Once the interface 42 has risen sufficiently, as sensed by the level sensor 14, the control valve 56 is closed. The extent to which the control valve 56 is opened will be controlled by the pod 36 in dependence of the level of interface 42.

The fourth embodiment of the invention depicted in Figure 4 differs from the embodiment depicted in Figure 3 in that the liquid output pipe 28 does not include an injector 50 and the gas output pipe 16 leads from the control valve 56 directly to the fluid connector 2 where it is connected to a separate gas pipeline 26 for conveying the gas to the remote location separately from the liquid in the liquid pipeline 46.

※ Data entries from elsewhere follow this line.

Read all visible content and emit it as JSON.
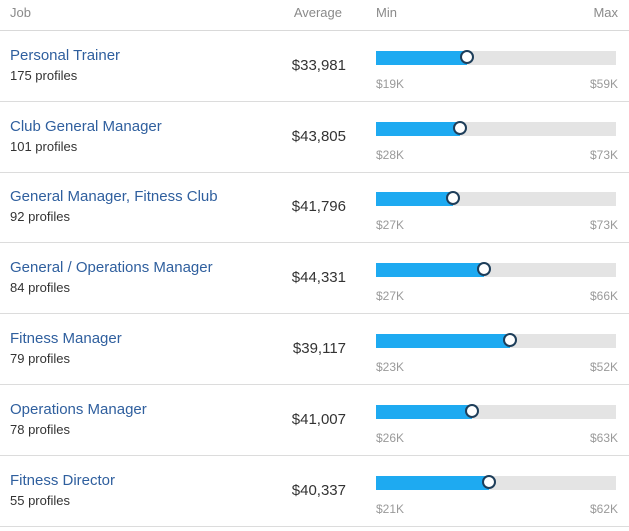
{
  "header": {
    "job": "Job",
    "average": "Average",
    "min": "Min",
    "max": "Max"
  },
  "colors": {
    "link": "#2f5f9e",
    "bar_fill": "#1eaaf1",
    "bar_track": "#e4e4e4",
    "marker_border": "#1e3e5a"
  },
  "rows": [
    {
      "title": "Personal Trainer",
      "profiles": "175 profiles",
      "average": "$33,981",
      "min": "$19K",
      "max": "$59K",
      "min_value": 19000,
      "max_value": 59000,
      "average_value": 33981,
      "fill_ratio": 0.38
    },
    {
      "title": "Club General Manager",
      "profiles": "101 profiles",
      "average": "$43,805",
      "min": "$28K",
      "max": "$73K",
      "min_value": 28000,
      "max_value": 73000,
      "average_value": 43805,
      "fill_ratio": 0.35
    },
    {
      "title": "General Manager, Fitness Club",
      "profiles": "92 profiles",
      "average": "$41,796",
      "min": "$27K",
      "max": "$73K",
      "min_value": 27000,
      "max_value": 73000,
      "average_value": 41796,
      "fill_ratio": 0.32
    },
    {
      "title": "General / Operations Manager",
      "profiles": "84 profiles",
      "average": "$44,331",
      "min": "$27K",
      "max": "$66K",
      "min_value": 27000,
      "max_value": 66000,
      "average_value": 44331,
      "fill_ratio": 0.45
    },
    {
      "title": "Fitness Manager",
      "profiles": "79 profiles",
      "average": "$39,117",
      "min": "$23K",
      "max": "$52K",
      "min_value": 23000,
      "max_value": 52000,
      "average_value": 39117,
      "fill_ratio": 0.56
    },
    {
      "title": "Operations Manager",
      "profiles": "78 profiles",
      "average": "$41,007",
      "min": "$26K",
      "max": "$63K",
      "min_value": 26000,
      "max_value": 63000,
      "average_value": 41007,
      "fill_ratio": 0.4
    },
    {
      "title": "Fitness Director",
      "profiles": "55 profiles",
      "average": "$40,337",
      "min": "$21K",
      "max": "$62K",
      "min_value": 21000,
      "max_value": 62000,
      "average_value": 40337,
      "fill_ratio": 0.47
    }
  ]
}
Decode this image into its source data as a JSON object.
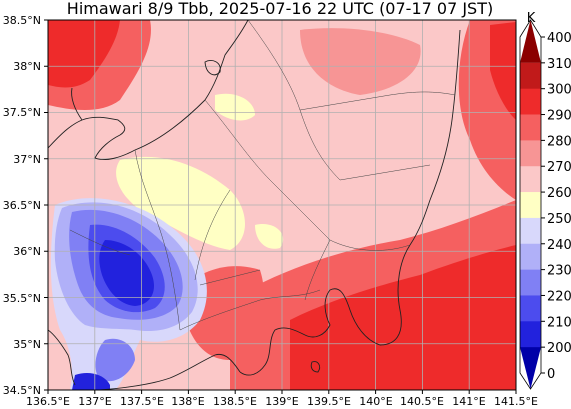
{
  "title": "Himawari 8/9 Tbb, 2025-07-16 22 UTC (07-17 07 JST)",
  "map": {
    "lon_range": [
      136.5,
      141.5
    ],
    "lat_range": [
      34.5,
      38.5
    ],
    "lon_ticks": [
      "136.5°E",
      "137°E",
      "137.5°E",
      "138°E",
      "138.5°E",
      "139°E",
      "139.5°E",
      "140°E",
      "140.5°E",
      "141°E",
      "141.5°E"
    ],
    "lat_ticks": [
      "34.5°N",
      "35°N",
      "35.5°N",
      "36°N",
      "36.5°N",
      "37°N",
      "37.5°N",
      "38°N",
      "38.5°N"
    ],
    "grid": true
  },
  "colorbar": {
    "unit": "K",
    "labels": [
      "400",
      "310",
      "300",
      "290",
      "280",
      "270",
      "260",
      "250",
      "240",
      "230",
      "220",
      "210",
      "200",
      "0"
    ],
    "colors": [
      "#8b0000",
      "#c11a1a",
      "#ee2b2b",
      "#f56060",
      "#f79595",
      "#fbc8c8",
      "#ffffc4",
      "#d8d8fb",
      "#b0b0f8",
      "#8080f4",
      "#4c4cee",
      "#2222dd",
      "#0000a8"
    ],
    "extend": "both"
  }
}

The fifth embodiment of the invention depicted in Figure 5 differs from the embodiment depicted in Figure 4 in that a flow control valve 58 is situated downstream of the multiphase pump 48. A non-return valve 54 is situated downstream of the isolation valve 8 and a recirculation pipe 60 connects a point on the liquid outlet pipe between the multiphase pump 48 and flow control valve 58 to a point on the inlet pipe 6 between the isolation valve 8 and the slug detection device 57. The recirculation pipe 60 contains a flow restriction device 62 and a non-return valve 64.

If the interface 42 in the slug catcher vessel 12 falls below a predetermined level, as an alternative to or in addition to slowing the multiphase pump 48 the flow control valve 58 can be at least partially closed which will force liquid from the liquid outlet pipe 28 through the recirculation pipe 60 and back into the vessel 12. This may be necessary if it is not possible to slow the multiphase pump 48 rapidly enough and will assist in keeping the volumetric requirement for the vessel 12 lower than it might be.

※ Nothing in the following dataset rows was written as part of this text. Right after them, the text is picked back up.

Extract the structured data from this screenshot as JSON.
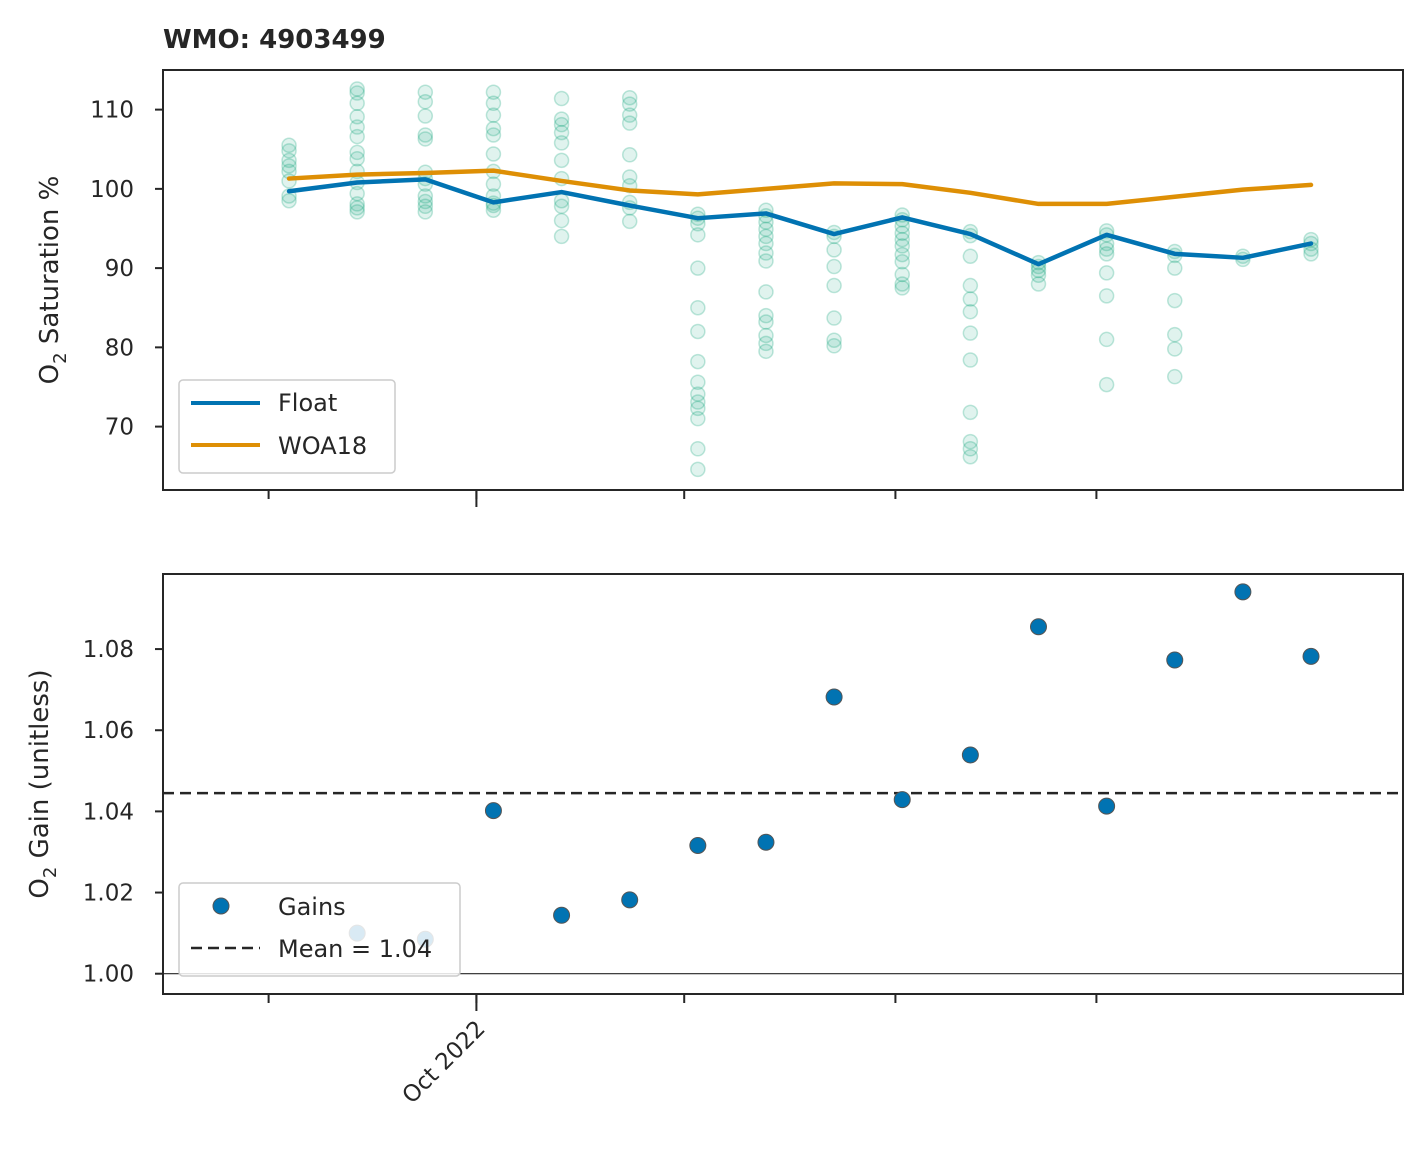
{
  "chart_data": [
    {
      "type": "line",
      "title": "WMO: 4903499",
      "ylabel_main": "O",
      "ylabel_sub": "2",
      "ylabel_rest": " Saturation %",
      "ylim": [
        62,
        115
      ],
      "yticks": [
        70,
        80,
        90,
        100,
        110
      ],
      "x_dates": [
        "2022-08-07",
        "2022-08-27",
        "2022-09-16",
        "2022-10-06",
        "2022-10-26",
        "2022-11-15",
        "2022-12-05",
        "2022-12-25",
        "2023-01-14",
        "2023-02-03",
        "2023-02-23",
        "2023-03-15",
        "2023-04-04",
        "2023-04-24",
        "2023-05-14",
        "2023-06-03"
      ],
      "series": [
        {
          "name": "Float",
          "color": "#0173b2",
          "values": [
            99.7,
            100.8,
            101.2,
            98.3,
            99.6,
            97.9,
            96.3,
            96.9,
            94.3,
            96.4,
            94.3,
            90.5,
            94.2,
            91.8,
            91.3,
            93.1
          ]
        },
        {
          "name": "WOA18",
          "color": "#de8f05",
          "values": [
            101.3,
            101.8,
            102.0,
            102.3,
            101.0,
            99.8,
            99.3,
            100.0,
            100.7,
            100.6,
            99.5,
            98.1,
            98.1,
            99.0,
            99.9,
            100.5
          ]
        }
      ],
      "scatter": {
        "color": "#029e73",
        "profiles": [
          [
            105.5,
            104.8,
            103.6,
            102.9,
            102.2,
            101.0,
            99.1,
            98.5
          ],
          [
            112.6,
            112.1,
            110.8,
            109.1,
            107.8,
            106.6,
            104.6,
            103.8,
            102.2,
            100.8,
            99.4,
            98.1,
            97.6,
            97.1
          ],
          [
            112.2,
            111.0,
            109.2,
            106.8,
            106.3,
            102.1,
            101.3,
            100.6,
            99.1,
            98.4,
            97.8,
            97.1
          ],
          [
            112.2,
            110.8,
            109.3,
            107.6,
            106.8,
            104.4,
            102.2,
            100.6,
            99.1,
            98.2,
            97.9,
            97.3
          ],
          [
            111.4,
            108.8,
            108.1,
            107.1,
            105.8,
            103.6,
            101.3,
            98.5,
            97.8,
            96.0,
            94.0
          ],
          [
            111.5,
            110.7,
            109.3,
            108.3,
            104.3,
            101.5,
            100.4,
            98.3,
            97.6,
            95.9
          ],
          [
            96.8,
            96.3,
            95.6,
            94.2,
            90.0,
            85.0,
            82.0,
            78.2,
            75.6,
            74.1,
            73.1,
            72.3,
            71.0,
            67.2,
            64.6
          ],
          [
            97.3,
            96.6,
            95.8,
            94.9,
            94.0,
            93.1,
            91.9,
            90.9,
            87.0,
            84.0,
            83.2,
            81.5,
            80.5,
            79.5
          ],
          [
            94.5,
            94.0,
            92.3,
            90.2,
            87.8,
            83.7,
            80.9,
            80.2
          ],
          [
            96.7,
            96.1,
            95.3,
            94.4,
            93.6,
            92.8,
            91.7,
            90.8,
            89.2,
            88.0,
            87.5
          ],
          [
            94.6,
            94.1,
            91.5,
            87.8,
            86.1,
            84.5,
            81.8,
            78.4,
            71.8,
            68.1,
            67.2,
            66.2
          ],
          [
            90.7,
            90.2,
            89.7,
            89.1,
            88.0
          ],
          [
            94.7,
            94.2,
            93.1,
            92.4,
            91.8,
            89.4,
            86.5,
            81.0,
            75.3
          ],
          [
            92.1,
            91.6,
            90.0,
            85.9,
            81.6,
            79.8,
            76.3
          ],
          [
            91.5,
            91.1
          ],
          [
            93.6,
            93.1,
            92.4,
            91.8
          ]
        ]
      },
      "legend": {
        "position": "lower left",
        "entries": [
          "Float",
          "WOA18"
        ]
      }
    },
    {
      "type": "scatter",
      "ylabel_main": "O",
      "ylabel_sub": "2",
      "ylabel_rest": " Gain (unitless)",
      "ylim": [
        0.995,
        1.0985
      ],
      "yticks": [
        "1.00",
        "1.02",
        "1.04",
        "1.06",
        "1.08"
      ],
      "xtick_label": "Oct 2022",
      "x_dates": [
        "2022-08-07",
        "2022-08-27",
        "2022-09-16",
        "2022-10-06",
        "2022-10-26",
        "2022-11-15",
        "2022-12-05",
        "2022-12-25",
        "2023-01-14",
        "2023-02-03",
        "2023-02-23",
        "2023-03-15",
        "2023-04-04",
        "2023-04-24",
        "2023-05-14",
        "2023-06-03"
      ],
      "series": [
        {
          "name": "Gains",
          "color": "#0173b2",
          "values": [
            null,
            1.01,
            1.0085,
            1.0402,
            1.0144,
            1.0182,
            1.0316,
            1.0324,
            1.0682,
            1.0429,
            1.0539,
            1.0855,
            1.0413,
            1.0773,
            1.0941,
            1.0782
          ]
        }
      ],
      "mean": {
        "value": 1.0445,
        "label": "Mean = 1.04",
        "color": "#262626"
      },
      "baseline": 1.0,
      "legend": {
        "position": "lower left",
        "entries": [
          "Gains",
          "Mean = 1.04"
        ]
      }
    }
  ]
}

The additional features referred to in the paragraph above could equally be applied to the embodiments depicted in Figures 1 to 3.

Signals from the slug detection devices 10 and 57 may be used in addition to or instead of those from the level sensor 14 to trigger the release of slug fluid from the vessel 12.

It will be apparent to a skilled person in the art that the advantages discussed in connection with the system depicted in Figure 1 will apply in a corresponding manner to the systems depicted in the other figures. It will also be apparent that certain system variants may be incorporated without departing from the scope of the invention.